Are vectors $e_i$ linearly independent if and only if the matrix $A$ is nonsingular?

Question

Let $V$ be an inner product space over $\mathbb{R}$ or $\mathbb{C}$, and let $e_1, e_2, \dots, e_n$ be a collection of vectors in $V$, not necessarily orthonormal. (Here, $n$ has nothing to do with the dimension of $V$.) Let $\langle\cdot,\cdot\rangle$ denote the inner product in $V$, and form the $n \times n$ matrix $A$ with entries $\langle e_i, e_j\rangle$ (where $i, j = 1, \dots, n$). Are the vectors $e_i$ linearly independent if and only if the matrix $A$ is nonsingular?

My thoughts on the problem so far. Let $F$ be $\mathbb{R}$ or $\mathbb{C}$ and $f$ the linear map $F^n \to V$ which sends the $i$th standard basis vector to $e_i$. I want to show that, if $v \in F^n$ is nonzero, then $Av$ is nonzero.
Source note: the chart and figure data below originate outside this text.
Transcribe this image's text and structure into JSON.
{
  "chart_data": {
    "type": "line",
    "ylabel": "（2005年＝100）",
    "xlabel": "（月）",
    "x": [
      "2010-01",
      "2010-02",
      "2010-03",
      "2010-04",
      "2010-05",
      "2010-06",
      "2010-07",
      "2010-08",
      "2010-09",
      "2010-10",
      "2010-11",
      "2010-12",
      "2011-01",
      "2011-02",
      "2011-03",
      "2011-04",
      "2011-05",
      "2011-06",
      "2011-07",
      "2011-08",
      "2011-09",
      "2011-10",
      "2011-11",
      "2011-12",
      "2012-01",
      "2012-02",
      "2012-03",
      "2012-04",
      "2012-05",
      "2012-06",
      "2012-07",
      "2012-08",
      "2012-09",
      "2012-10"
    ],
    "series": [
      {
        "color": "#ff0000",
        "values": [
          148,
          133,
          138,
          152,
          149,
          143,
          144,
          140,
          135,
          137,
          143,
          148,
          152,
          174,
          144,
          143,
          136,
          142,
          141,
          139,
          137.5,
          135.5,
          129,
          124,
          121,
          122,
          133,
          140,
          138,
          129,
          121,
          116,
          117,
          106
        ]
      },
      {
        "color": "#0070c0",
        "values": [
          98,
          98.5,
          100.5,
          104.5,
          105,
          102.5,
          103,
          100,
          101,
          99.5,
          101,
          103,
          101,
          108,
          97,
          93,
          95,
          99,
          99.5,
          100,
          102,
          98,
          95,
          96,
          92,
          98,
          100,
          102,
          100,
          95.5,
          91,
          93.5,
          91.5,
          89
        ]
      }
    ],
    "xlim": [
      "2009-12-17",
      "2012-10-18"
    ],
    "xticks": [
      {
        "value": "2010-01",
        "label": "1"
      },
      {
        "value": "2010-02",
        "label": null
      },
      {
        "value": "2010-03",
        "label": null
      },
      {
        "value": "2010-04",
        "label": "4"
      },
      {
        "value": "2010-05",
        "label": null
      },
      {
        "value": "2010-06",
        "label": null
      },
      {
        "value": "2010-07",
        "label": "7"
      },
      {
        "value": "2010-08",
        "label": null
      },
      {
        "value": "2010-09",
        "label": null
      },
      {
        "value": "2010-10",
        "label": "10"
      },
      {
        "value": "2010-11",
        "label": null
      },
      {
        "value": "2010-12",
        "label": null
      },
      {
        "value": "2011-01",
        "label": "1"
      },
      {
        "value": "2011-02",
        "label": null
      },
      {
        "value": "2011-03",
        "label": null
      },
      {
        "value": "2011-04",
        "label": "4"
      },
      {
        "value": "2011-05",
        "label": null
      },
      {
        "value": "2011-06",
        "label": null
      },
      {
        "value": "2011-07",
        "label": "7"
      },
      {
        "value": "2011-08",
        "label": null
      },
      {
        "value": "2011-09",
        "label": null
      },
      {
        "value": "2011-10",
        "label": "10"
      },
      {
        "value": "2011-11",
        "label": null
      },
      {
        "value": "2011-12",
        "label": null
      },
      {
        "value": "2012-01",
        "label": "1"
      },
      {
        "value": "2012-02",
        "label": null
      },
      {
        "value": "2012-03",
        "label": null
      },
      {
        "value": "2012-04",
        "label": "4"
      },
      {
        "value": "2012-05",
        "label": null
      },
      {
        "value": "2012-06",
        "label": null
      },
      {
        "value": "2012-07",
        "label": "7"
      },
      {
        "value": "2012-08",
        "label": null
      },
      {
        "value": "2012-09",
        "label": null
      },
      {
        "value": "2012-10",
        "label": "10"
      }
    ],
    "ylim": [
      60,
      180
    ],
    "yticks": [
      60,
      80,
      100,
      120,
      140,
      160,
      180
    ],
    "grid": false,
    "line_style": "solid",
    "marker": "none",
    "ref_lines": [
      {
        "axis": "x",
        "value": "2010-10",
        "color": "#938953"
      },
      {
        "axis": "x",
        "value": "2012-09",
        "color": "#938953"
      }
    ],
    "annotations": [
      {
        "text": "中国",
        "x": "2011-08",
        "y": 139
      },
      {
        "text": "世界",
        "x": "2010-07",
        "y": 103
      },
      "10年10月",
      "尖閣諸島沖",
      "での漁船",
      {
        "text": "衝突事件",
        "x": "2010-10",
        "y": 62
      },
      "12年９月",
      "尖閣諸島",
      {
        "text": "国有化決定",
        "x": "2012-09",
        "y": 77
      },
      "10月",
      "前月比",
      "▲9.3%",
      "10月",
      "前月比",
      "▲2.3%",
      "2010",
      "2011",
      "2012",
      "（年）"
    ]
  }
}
I've observed that $v^t Av = \langle f(v), f(v)\rangle$ (which is positive). But I don't know what to do next. Can someone help me out?

Answer 1

Let me denote by $v_1, \ldots, v_n$ the vectors in $V$ (so that we won't confuse them with $e_i \in \mathbb{F}^n_{\mathrm{col}}$). Assume that $A$ is singular. Take $x \neq 0$ with $Ax = 0$. Then

$$ 0 = x^t(Ax) = x^tAx = \left< f(x), f(x) \right> = ||f(x)||^2 $$

and thus $f(x) = 0$. This means that $f$ is not one-to-one and so $\dim \mathrm{Im}(f) < n$ and since $\{ v_1, \ldots, v_n \} \in \mathrm{Im}(f)$, they must be linearly dependent.

If $A$ is not singular, then it is enough to show that $f$ is one-to-one to deduce that $\{ v_1, \ldots, v_n \}$ are linearly independent. Indeed, if $f(x) = 0$, then $0 = ||f(x)||^2 = x^tAx$. Since $A$ is positive, this implies that $Ax = 0$ showing that $x = 0$.

Answer 2

Do one direction at a time.

First, suppose your vectors are linearly dependent. A linear relation between them will corespond directly to a linear relation between the columns (or rows) of $A$, so $A$ is singular.

Second, suppose that $A$ is singular. Since it is real symmetric (or herimitian) it can be diagonalized; the diagonal form must have a $0$ somewhere on the diagonal. This $0$ corresponds (through the diagonalizing basis change) to a linear combination of your vectors whose inner product with itself is $0$ -- that is, a linear relation between your vectors.